Das Urteil hält fest, dass die drei Agenten aus eigenem Antrieb und ohne Information ihrer Vorgesetzten gehandelt haben. Diese These hält der slowenische der UDBA-Kenner und Publizist, Igor Omerza, für unglaubwürdig. Omerza war es auch, der das Urteil im Archiv des Gerichts in Laibach „ausgegraben“ hat. Nach den Vorschriften der UDBA habe jeder Agent, der auch nur privat ins Ausland hätte reisen wollen, seinen Vorgesetzten informieren müssen. Diese habe im Fall Luka Vidmar umso mehr gegolten, da er mit Sprengstoff und einem dienstlichen Auftrag nach Kärnten fahren sollte. Fraglich ist auch, ob Vidmar den Auftrag von Mrevlje zum Anschlag ohne Rücksprache mit seinen Vorgesetzten annehmen durfte. Das weitere Schicksal der unmittelbaren Attentäter spricht ebenfalls für einen politischen Hintergrund des Anschlags, der auf hoher und höchster Ebene in Laibach und Belgrad zu suchen sei. Denn nach ihrer Abschiebung aus Österreich im September 1981 blieben Luka Vidmar und Marina Blaj in Jugoslawien offenbar unbehelligt. Nach Omerzas Angaben arbeitete Vidmar wieder in der UDBA und Blaj wurde Leiterin des Duty-Free-Shops am Grenzübergang Spielfeld, ein damals durchaus attraktiver Posten in Slowenien.
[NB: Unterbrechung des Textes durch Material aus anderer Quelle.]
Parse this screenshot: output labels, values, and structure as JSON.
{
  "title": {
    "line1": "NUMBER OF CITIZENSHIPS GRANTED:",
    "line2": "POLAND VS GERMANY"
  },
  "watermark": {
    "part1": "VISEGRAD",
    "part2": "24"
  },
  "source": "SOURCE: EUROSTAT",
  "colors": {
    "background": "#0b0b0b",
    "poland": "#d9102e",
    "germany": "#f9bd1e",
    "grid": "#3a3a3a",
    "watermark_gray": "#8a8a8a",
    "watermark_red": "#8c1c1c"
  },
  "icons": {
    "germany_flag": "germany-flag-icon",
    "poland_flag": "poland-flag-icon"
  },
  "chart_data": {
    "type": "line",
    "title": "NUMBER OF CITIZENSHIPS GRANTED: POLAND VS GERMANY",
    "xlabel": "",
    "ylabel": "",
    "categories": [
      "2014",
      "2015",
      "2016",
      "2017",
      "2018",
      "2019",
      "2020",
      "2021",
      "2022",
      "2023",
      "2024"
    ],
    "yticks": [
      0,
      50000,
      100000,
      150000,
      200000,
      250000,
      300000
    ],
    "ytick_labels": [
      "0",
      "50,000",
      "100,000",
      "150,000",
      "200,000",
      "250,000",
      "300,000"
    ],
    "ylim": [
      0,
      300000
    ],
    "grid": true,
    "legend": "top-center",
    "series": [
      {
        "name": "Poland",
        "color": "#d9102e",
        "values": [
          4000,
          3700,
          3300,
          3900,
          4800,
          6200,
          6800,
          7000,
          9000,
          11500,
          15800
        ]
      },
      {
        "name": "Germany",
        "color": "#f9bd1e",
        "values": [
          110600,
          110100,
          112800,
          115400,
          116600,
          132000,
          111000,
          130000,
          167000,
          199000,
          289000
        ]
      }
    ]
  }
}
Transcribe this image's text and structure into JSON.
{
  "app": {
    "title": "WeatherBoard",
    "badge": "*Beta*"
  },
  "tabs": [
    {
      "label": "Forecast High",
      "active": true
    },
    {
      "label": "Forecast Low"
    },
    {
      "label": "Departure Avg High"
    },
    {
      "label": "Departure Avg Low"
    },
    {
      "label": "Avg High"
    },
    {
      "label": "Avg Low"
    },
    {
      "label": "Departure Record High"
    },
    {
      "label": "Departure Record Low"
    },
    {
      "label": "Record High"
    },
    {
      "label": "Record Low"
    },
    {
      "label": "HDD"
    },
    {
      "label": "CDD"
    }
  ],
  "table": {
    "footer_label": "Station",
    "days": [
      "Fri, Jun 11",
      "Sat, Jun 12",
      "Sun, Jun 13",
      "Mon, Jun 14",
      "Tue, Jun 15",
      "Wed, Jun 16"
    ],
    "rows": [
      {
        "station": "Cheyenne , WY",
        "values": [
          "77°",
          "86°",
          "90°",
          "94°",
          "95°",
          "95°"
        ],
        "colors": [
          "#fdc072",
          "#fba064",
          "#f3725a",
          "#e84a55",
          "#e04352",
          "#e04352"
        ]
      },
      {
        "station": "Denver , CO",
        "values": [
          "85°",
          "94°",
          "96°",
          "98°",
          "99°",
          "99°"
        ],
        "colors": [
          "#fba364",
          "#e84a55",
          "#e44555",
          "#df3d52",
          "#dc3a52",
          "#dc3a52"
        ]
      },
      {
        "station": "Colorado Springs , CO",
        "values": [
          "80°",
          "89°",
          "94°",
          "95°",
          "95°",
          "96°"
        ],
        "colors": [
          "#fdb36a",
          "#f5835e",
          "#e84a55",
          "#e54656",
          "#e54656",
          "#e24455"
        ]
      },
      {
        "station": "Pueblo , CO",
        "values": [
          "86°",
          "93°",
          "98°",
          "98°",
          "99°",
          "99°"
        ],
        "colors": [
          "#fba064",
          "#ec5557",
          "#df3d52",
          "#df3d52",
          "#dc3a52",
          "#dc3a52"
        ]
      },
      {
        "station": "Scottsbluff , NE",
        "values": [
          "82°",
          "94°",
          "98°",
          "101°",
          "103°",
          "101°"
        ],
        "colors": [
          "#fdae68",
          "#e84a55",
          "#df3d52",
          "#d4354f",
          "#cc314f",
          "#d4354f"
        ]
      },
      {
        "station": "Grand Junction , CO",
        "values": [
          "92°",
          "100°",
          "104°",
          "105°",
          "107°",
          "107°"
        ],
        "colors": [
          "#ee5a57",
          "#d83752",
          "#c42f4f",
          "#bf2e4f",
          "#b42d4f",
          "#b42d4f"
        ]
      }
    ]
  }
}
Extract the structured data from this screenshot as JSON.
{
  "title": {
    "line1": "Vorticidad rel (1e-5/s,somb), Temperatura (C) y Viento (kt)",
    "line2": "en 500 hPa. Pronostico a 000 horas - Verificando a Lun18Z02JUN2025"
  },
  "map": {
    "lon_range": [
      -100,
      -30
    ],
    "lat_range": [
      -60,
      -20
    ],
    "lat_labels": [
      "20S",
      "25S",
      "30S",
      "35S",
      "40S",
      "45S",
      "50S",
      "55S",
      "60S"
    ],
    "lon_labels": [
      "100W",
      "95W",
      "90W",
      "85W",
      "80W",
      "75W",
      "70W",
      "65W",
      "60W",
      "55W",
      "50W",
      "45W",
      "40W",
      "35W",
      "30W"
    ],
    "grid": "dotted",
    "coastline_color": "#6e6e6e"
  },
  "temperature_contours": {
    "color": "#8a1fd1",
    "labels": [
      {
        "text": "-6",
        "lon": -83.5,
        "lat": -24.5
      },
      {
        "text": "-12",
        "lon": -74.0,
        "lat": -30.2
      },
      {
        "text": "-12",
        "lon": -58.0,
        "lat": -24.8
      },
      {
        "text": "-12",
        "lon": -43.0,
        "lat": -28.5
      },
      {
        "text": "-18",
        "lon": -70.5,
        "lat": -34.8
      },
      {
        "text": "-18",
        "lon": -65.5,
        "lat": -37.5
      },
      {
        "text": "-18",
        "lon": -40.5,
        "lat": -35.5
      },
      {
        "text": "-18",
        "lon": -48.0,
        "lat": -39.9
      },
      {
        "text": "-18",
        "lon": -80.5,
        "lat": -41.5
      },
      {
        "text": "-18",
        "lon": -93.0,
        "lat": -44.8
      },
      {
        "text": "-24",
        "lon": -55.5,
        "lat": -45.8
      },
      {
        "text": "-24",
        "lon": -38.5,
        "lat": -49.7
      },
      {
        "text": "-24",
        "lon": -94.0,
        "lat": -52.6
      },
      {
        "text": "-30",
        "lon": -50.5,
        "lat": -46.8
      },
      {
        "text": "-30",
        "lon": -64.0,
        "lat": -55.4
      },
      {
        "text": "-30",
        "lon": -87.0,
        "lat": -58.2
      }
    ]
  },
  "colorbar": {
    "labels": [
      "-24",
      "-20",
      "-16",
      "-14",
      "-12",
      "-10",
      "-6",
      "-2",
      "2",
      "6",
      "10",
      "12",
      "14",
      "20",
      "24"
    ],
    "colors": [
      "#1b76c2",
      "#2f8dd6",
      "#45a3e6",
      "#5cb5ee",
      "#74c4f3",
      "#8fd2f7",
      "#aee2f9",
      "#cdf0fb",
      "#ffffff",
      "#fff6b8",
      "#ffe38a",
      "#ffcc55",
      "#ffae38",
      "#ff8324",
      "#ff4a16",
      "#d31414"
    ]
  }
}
Einen möglichen Grund für den Anschlag sieht Omerza darain, dass im Herbst 1979 Tito bereits am „Vorabend von Krankheit und Tod“ stand und die Aufmerksamkeit der öffentlichen Meinung in Jugoslawien von innenpolitischen Problemen ins Ausland abgelenkt werden sollte. Mehr Licht ins Dunkel der jugoslawischen-österreichischen Beziehungen können natürlich auch weitere Dokumentenfunde bringen. Doch dazu reichen die Archive in Slowenien allein wohl nicht aus. Viele Dokumente könnten auch in Belgrad liegen, und dort ist der Zugang zu Akten bisher noch schwieriger als in Österreich, wo sich Innen- und Verteidigungsministerium bisher noch nicht gerade aufklärungswillig gezeigt haben.